Amazonia:
Five Years at the Epicentre of the Dot.com Juggernaut, a tale of internet euphoria by employee #55
by James Marcus
261 pages
2004
ISBN: 1565848705
The New Press
I imagine most people should like James Marcus' Amazonia, a nonfiction (mostly) account of the rise and pseudo-fall of Amazon.com through the eyes of its earliest employees. That being said, Amazonia is really for people who are interested in dot.com mania, books and bookselling. The strengths of the book come from the content, rather than the writing. Not to say that the writing is bad, it's fairly good - unpretentious, open, clear - yet the true interest generated by the book is the writing about the subject and the culture of making money off of art.
James, employee #55, was hired in 1996 to be one of Amazon.com's first 'editors' (a position I imagine now completely obliterated from the corporation). He stays, through ups and downs, until his stocks finally divest sometime in 2001. His place in time and in the Amazon corporate structure provides an excellent viewpoint for a litany of perverse things we're all interested in: A corporation and CEO bent on world domination, the conflict of business vs art, the impossibly fast growth of the company, including the obligatory discussion of hitting the stock-market jackpot where profits have nothing to do with revenue or reality.
The most interesting parts of the book for me were seeing how Amazon was a profit-driven venture from the very beginning - books, service, reviews and Amazon's portrayal as a celebration of literature were merely tools on the path to 'getting big fast' and 'monetizing eyeballs'. Additionally, the increasing conflict of the editorial department - comprised of bookish sorts whose job it is to review books and make Amazon look like it knows/cares about books - and, increasingly, the business department who see every person as a limitless resource of 'cashflow' and use hilarious terms like 'pulling profit levers', 'monetizing eyeballs' and refer to prices as 'price points.' It obvious who will win in the end - do artists ever win? The status quo is predictably upheld, but the journey and insight are quite entertaining.

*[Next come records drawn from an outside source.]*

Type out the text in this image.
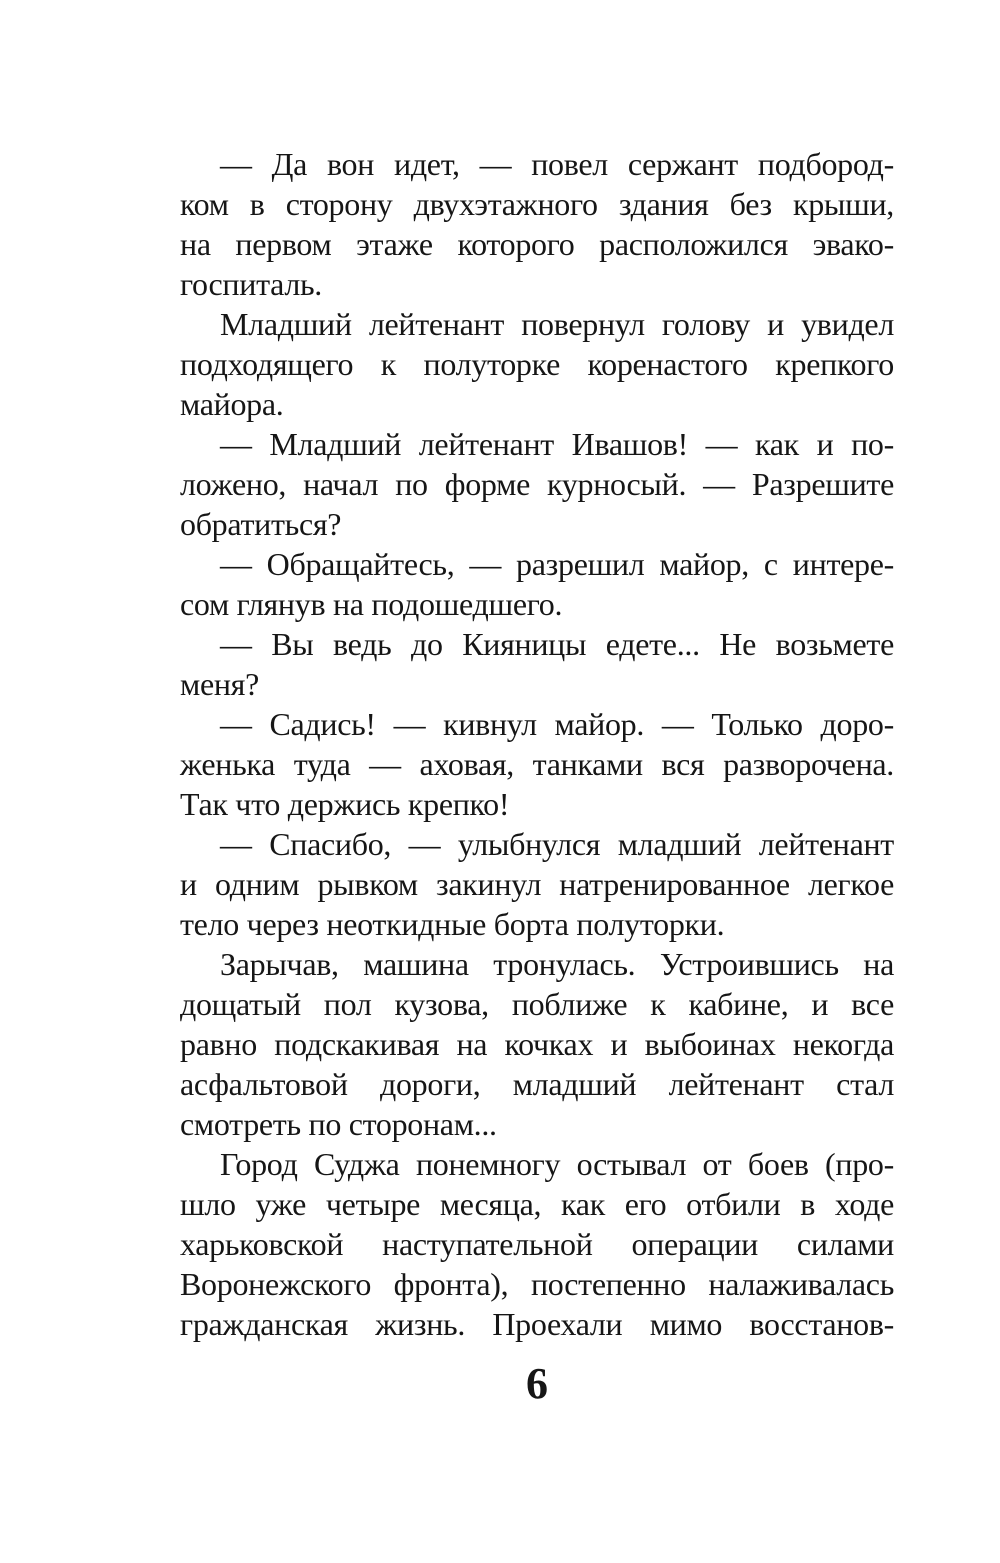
— Да вон идет, — повел сержант подбород-
ком в сторону двухэтажного здания без крыши,
на первом этаже которого расположился эвако-
госпиталь.
Младший лейтенант повернул голову и увидел
подходящего к полуторке коренастого крепкого
майора.
— Младший лейтенант Ивашов! — как и по-
ложено, начал по форме курносый. — Разрешите
обратиться?
— Обращайтесь, — разрешил майор, с интере-
сом глянув на подошедшего.
— Вы ведь до Кияницы едете... Не возьмете
меня?
— Садись! — кивнул майор. — Только доро-
женька туда — аховая, танками вся разворочена.
Так что держись крепко!
— Спасибо, — улыбнулся младший лейтенант
и одним рывком закинул натренированное легкое
тело через неоткидные борта полуторки.
Зарычав, машина тронулась. Устроившись на
дощатый пол кузова, поближе к кабине, и все
равно подскакивая на кочках и выбоинах некогда
асфальтовой дороги, младший лейтенант стал
смотреть по сторонам...
Город Суджа понемногу остывал от боев (про-
шло уже четыре месяца, как его отбили в ходе
харьковской наступательной операции силами
Воронежского фронта), постепенно налаживалась
гражданская жизнь. Проехали мимо восстанов-
6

It's perhaps unfair to say that the content is more important than the writing, since it's Marcus who organizes and puts the content together in a way that is an entertaining read. What I mean, however, is that Marcus (not overly much, I should add) discusses his personal life - which I imagine is meant to draw us in to his personal journey - but, frankly, it's not that interesting. Additionally, he devotes an entire chapter to Ralph Waldo Emerson for no apparent reason other than that he was reading RWE at the time and somehow thought, but completely failed to convince me, that Waldo served as some sort of analogy/metaphor for Amazon.com. When he focuses on what's going on inside, the book really shines.
Amazonia discusses a lot of things I cover in Game Quest (my novel coming out this Spring) - in fact, I wish I'd had access to this book when I was writing/editing that book. In the end, while not a perfect book, I'd recommend this book to most people, but I think undergrounders or people interested in how art is treated by commerce and, in turn, by the general public would be most interested in it.